All six of my kids tried to pull that crap with me. Listen to the voice of experience, train Master Thomas by immediately halting nursing whenever he clamps down. Just set him down and let him cry before resuming. It took just a few scant tries for my kids to put cause and effect together and stop using my breast as a chew toy.
By the way, your descriptions of motherly duties crack me up.
elasticwaistbandlady (can I call you EWL?), sorry for the pain of chompings past! I do pull him off and put the boob away as soon as he bites me. I've figured out that part of the problem is that he just isn't a fussy child, so when he does fuss, it's often hard to tell if he's doing so because he's hungry, or just because his new chompers hurt.

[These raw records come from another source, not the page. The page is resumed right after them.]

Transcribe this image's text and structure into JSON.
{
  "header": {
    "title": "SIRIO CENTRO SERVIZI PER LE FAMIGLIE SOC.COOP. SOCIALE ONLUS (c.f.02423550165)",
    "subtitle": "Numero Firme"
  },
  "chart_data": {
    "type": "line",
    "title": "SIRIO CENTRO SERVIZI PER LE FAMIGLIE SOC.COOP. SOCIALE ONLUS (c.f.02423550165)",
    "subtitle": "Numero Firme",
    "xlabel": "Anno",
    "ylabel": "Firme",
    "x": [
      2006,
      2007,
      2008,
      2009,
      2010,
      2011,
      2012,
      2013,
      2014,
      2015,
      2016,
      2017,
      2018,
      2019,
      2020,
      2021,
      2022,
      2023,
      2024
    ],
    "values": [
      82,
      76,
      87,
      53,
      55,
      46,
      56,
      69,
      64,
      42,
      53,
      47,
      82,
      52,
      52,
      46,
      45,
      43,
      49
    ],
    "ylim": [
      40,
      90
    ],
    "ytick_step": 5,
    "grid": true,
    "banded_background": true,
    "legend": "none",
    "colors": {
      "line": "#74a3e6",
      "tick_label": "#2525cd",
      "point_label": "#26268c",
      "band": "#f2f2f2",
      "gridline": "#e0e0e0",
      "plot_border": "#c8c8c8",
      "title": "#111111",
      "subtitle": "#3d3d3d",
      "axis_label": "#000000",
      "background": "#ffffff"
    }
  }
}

My usual response to fussing was to feed him, since, prior to the TEETH OF DOOM, that's the only time he was antsy. My strategy is undergoing serious revision. I now offer a rawhide bon....er, I mean an appropriate teething ring before the boob if I'm not 100% sure he's hungry.
Anwyay, glad I can return the giggles you've given me!
I wonder if it's time to switch to a milking machine and bottles.